Orthocell has completed pre-clinical studies with autologous tenocyte implantation, whereas the CellGro scaffold is still in development and about to move into the prototype stage.

The company also recently received ethics committee approval and now has the go-ahead from the Therapeutic Goods Administration to conduct initial Phase I clinical trials for safety and tolerability of percutaneously inserted ATI. That clinical study will be undertaken at Sir Charles Gairdner Hospital, which is one of the major tertiary teaching institutions in Western Australia.

It will be conducted on 15 patients for upwards of a year to assess safety and tolerability, and to see if there’s any evidence of efficacy.

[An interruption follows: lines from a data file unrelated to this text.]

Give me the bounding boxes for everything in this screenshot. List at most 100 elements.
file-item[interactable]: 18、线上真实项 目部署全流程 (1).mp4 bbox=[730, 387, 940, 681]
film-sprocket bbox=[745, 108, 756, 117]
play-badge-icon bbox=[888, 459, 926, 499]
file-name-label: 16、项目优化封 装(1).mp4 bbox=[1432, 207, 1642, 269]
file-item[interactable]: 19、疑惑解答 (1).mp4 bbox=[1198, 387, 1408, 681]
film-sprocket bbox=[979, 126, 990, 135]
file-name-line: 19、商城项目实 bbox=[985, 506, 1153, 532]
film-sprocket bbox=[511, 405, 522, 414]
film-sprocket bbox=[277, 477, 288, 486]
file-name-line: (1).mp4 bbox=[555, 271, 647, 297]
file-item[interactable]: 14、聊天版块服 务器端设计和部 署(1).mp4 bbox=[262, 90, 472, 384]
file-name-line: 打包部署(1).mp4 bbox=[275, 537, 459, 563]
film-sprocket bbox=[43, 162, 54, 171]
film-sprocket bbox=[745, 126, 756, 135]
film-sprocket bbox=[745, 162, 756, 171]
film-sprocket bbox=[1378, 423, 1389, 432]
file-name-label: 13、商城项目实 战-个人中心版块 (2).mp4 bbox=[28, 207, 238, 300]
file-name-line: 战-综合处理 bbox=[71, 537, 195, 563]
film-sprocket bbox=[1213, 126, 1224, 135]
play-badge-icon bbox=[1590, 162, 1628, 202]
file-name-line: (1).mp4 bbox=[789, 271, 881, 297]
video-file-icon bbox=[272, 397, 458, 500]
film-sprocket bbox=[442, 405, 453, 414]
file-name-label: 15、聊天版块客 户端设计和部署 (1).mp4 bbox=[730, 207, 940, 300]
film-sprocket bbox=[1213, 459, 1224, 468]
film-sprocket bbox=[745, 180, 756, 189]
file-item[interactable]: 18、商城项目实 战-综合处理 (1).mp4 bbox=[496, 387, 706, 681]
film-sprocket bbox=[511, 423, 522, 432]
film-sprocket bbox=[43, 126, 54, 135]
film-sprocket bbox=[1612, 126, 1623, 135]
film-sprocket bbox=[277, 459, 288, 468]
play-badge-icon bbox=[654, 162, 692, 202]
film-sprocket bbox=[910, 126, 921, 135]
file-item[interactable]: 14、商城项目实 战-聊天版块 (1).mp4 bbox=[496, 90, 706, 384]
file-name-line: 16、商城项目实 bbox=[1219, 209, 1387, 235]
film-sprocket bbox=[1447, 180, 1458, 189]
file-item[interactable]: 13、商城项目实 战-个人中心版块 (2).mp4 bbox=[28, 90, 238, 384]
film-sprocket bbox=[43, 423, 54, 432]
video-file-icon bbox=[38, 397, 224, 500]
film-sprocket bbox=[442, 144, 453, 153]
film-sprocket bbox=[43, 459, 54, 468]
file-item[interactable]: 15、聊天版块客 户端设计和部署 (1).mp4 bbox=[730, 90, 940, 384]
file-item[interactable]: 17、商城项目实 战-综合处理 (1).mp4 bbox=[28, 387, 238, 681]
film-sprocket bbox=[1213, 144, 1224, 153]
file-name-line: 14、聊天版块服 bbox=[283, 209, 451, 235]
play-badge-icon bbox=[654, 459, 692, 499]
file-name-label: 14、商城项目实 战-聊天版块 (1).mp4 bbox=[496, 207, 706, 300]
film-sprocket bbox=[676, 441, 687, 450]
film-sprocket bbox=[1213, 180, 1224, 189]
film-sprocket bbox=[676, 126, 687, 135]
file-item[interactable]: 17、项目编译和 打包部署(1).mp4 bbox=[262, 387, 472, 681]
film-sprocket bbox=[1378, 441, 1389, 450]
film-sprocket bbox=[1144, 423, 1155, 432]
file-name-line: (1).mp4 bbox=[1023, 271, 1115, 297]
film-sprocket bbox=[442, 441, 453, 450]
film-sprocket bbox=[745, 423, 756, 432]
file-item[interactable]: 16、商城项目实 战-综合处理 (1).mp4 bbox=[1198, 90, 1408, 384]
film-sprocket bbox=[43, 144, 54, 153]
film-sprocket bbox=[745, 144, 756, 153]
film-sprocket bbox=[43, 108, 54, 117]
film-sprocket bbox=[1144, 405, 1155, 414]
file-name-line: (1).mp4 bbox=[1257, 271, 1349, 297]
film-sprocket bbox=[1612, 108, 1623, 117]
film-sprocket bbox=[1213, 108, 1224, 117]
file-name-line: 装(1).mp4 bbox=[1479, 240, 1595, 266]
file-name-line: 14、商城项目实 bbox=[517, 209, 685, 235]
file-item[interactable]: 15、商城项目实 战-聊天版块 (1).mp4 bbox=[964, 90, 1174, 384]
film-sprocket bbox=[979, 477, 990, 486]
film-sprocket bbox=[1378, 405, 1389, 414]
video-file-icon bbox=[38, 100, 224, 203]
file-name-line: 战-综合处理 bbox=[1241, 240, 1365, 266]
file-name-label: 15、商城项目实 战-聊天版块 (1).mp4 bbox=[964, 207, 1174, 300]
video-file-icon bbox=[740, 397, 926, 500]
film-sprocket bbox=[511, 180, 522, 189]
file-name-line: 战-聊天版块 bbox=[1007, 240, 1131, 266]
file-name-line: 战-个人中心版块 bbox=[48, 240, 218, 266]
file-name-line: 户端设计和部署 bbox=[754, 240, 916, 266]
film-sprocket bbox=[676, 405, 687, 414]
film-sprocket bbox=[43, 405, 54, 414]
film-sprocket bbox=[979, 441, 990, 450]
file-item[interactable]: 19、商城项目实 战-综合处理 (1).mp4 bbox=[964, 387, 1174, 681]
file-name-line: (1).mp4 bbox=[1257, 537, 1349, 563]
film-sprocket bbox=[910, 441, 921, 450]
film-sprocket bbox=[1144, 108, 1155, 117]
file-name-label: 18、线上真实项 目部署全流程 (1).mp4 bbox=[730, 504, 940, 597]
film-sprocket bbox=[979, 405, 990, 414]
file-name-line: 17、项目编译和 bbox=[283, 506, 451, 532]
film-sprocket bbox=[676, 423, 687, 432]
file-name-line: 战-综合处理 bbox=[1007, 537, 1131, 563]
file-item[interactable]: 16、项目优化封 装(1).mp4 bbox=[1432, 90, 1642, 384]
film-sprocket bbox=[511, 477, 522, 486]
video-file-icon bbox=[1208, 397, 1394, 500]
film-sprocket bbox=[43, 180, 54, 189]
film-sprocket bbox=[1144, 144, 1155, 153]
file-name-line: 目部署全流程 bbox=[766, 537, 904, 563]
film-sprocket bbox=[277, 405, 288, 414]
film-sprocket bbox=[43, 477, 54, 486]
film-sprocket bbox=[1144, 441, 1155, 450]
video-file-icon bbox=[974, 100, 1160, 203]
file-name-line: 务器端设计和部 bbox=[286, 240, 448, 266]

Anderson says the company has started the patient recruitment process and expects to be conducting the first implant about the time this article goes to print.

The CellGro scaffold, on the other hand, has a development pathway that’s slightly longer than the ATI pathway. Currently in the process of creating an initial prototype, Anderson says that the company is developing the collagen scaffold with a view to registering it on the Australian register of therapeutic goods, both for use with the company’s own CellGro technology as well as for other potential forms of soft-tissue regeneration.

“As far as I’m aware we’re going to be first in humans globally for this type of treatment,” Anderson says. “I think that is a significant milestone both for the company and the country.”